You know, I don't watch debates. They are not debates in any real sense of the word. They're more like sales meetings. Candidates appear and try to look like they might be good elected officials, but they seldom answer a question straight, let alone actually debate something. It's so frustrating that I've just given up, in the same way that I've given up on trying to devine the state of the union from the State Of The Union address.

From what I'm reading though, ABC managed to find a way around my objections with Wednesday's Democratic debate. Knowing they wouldn't get substantial answers about policy questions, they simply refused to go near those kinds of topics. They avoided any topic with substance apparently. Obama got hit with a lot of questions about people he knows who aren't running for President, Hillary was asked why she kept lying so much all the time. You could boil the first 40 minutes of the debate down to variations of "You're a really bad person, aren't you?"

And the answers were variations of "No I'm not, but my opponent might be."

Eventually they settled into the usual "what would you do if..." with the usual response of "I won't exactly say, but the Republican candidate eats babies."

Listen, you won't learn ANYthing from debates except that all politics sucks. Don't bother. The ultimate goal is for you to like one of the candidates more than the other, and you can get that from sound bites. I mean in the last two elections we (probably) chose the most likeable guy running and look where it got us!

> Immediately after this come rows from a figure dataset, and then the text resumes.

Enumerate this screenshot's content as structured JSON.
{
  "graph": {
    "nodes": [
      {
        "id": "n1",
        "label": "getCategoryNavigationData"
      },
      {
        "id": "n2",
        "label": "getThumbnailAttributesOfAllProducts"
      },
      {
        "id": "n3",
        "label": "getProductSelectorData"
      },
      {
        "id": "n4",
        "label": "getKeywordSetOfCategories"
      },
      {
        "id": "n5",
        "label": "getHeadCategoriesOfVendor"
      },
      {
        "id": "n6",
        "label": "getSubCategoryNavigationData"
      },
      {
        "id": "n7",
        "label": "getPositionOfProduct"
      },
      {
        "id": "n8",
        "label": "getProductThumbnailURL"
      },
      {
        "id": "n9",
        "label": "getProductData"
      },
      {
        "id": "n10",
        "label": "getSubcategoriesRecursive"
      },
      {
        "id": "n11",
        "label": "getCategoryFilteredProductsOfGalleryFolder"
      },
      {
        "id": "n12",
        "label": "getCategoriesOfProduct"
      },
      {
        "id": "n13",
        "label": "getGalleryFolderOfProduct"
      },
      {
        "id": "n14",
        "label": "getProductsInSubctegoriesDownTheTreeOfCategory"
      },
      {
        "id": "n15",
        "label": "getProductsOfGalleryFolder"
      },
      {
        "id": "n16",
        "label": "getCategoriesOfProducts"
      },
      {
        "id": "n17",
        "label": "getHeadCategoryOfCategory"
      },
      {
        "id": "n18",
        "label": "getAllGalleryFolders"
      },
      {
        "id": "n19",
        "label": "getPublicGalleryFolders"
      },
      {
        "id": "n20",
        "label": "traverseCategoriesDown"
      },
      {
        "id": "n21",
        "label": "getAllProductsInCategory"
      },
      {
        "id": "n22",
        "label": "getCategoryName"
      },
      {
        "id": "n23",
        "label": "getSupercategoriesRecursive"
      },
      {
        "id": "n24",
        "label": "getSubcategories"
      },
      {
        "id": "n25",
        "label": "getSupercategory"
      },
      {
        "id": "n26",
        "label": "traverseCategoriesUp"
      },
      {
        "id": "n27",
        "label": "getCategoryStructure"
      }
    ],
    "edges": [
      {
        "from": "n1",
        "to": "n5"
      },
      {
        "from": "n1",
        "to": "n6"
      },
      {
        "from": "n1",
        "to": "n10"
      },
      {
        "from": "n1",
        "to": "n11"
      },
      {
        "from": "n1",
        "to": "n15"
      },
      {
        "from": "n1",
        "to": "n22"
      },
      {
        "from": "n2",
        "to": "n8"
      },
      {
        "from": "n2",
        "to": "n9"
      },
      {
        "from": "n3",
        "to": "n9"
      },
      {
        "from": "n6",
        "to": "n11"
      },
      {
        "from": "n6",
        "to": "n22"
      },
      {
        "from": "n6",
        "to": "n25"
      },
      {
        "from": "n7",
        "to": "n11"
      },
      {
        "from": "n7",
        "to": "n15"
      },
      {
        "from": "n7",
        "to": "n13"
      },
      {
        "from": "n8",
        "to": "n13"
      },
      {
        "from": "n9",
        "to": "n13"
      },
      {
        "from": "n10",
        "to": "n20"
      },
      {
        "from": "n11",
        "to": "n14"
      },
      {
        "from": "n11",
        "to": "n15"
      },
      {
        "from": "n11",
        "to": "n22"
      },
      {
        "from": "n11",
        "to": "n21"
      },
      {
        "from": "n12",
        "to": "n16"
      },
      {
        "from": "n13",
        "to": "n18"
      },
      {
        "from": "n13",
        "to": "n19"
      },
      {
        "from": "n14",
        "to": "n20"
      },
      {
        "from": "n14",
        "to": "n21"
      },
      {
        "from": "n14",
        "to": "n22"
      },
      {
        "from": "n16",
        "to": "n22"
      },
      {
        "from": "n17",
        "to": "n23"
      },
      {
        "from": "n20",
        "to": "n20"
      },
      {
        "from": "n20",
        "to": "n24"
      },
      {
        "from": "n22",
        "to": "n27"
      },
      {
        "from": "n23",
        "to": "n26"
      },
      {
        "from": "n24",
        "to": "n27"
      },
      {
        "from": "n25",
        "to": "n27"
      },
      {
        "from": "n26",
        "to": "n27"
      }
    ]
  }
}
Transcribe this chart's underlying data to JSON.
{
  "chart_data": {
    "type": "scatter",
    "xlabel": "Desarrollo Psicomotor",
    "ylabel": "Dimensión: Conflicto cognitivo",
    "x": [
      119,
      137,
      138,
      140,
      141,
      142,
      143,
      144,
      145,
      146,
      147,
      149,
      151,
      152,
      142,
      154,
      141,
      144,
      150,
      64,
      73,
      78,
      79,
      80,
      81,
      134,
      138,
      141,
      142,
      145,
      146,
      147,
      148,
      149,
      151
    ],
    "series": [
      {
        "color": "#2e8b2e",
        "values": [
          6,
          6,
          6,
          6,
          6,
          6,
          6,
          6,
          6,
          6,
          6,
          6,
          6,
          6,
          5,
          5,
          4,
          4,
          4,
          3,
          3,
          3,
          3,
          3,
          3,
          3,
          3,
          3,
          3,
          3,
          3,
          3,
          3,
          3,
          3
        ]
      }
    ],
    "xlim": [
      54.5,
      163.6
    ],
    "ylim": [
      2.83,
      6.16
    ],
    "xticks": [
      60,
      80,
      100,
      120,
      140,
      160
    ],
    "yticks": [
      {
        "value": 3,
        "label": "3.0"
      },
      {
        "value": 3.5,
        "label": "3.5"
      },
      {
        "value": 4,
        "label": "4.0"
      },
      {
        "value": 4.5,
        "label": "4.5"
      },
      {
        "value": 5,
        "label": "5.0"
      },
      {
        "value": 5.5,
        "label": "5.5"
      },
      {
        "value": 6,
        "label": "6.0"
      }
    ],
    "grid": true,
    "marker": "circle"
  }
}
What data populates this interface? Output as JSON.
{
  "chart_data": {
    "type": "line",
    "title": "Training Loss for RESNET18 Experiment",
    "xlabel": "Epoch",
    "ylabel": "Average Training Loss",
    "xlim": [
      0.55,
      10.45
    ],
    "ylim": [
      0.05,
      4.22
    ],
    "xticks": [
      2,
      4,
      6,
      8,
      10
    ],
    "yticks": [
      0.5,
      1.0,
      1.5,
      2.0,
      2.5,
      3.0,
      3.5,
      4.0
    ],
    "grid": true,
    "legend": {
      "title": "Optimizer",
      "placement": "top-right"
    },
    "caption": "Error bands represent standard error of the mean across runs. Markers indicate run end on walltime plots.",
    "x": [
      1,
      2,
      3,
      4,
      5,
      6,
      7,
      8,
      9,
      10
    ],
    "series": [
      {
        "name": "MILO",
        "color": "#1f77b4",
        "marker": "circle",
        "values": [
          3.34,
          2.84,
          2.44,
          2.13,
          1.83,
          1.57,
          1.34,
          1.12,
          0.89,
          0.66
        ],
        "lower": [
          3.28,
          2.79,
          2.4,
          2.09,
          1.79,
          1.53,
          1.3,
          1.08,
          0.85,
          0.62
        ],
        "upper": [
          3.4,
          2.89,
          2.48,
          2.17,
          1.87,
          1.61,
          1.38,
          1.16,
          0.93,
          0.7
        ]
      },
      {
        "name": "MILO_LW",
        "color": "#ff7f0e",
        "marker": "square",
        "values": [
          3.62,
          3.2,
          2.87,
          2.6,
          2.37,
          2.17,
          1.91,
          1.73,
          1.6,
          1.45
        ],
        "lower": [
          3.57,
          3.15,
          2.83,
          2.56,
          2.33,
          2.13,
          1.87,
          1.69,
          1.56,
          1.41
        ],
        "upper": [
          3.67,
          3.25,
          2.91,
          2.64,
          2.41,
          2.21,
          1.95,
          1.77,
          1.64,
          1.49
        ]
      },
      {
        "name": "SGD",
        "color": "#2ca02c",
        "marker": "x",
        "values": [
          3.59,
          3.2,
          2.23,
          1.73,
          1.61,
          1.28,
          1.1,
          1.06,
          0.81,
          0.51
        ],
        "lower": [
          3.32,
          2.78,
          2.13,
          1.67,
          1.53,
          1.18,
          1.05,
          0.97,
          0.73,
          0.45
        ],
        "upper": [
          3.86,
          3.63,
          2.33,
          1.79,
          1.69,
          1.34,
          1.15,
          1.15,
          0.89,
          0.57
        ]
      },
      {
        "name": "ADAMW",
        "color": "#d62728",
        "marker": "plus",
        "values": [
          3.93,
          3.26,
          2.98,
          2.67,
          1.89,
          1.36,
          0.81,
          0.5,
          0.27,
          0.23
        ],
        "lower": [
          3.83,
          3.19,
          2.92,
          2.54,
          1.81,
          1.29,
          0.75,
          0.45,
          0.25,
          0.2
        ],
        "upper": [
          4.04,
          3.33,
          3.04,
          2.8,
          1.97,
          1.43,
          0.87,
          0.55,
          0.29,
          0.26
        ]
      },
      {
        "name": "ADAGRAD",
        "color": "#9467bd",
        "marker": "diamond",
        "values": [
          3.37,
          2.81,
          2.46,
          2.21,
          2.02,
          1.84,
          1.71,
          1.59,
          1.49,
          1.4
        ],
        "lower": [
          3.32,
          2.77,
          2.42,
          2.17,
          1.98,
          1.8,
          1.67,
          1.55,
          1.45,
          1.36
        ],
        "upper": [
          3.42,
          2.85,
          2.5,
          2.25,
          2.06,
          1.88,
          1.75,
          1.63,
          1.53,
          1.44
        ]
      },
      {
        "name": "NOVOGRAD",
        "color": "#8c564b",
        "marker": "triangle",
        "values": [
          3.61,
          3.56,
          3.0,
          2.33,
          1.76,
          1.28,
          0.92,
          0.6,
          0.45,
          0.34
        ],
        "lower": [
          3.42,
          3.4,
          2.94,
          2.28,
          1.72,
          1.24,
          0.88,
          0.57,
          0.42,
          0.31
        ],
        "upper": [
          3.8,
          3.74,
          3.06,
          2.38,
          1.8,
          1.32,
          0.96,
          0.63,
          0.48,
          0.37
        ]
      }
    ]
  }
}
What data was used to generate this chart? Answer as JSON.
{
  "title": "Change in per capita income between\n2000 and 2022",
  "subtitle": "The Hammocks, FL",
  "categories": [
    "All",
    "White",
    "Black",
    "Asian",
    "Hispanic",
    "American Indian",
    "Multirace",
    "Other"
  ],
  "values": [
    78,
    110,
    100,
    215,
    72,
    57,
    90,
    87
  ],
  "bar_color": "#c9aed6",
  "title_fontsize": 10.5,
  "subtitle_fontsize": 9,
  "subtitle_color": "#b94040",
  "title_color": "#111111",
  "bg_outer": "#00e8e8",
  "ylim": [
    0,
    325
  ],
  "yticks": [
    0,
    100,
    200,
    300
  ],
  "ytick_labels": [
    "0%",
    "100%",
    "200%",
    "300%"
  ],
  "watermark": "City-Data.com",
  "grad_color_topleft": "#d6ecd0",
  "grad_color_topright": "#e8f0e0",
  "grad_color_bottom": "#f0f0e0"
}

If you insist on watching a staged, prescripted, disingenuous event with voting, may I suggest AMERICAN IDOL instead?

3 comments:

Anonymous said...

So if in the last two elections, we voted for the person we felt was most likeable, (and look where that got us!) does that mean that for the good of the COuntry, we should vote for whom we feel is the least likable?

piker62 said...

There you go again, stumping for Hillary.

Anonymous said...

I was thinking more along the lines of Ron Paul.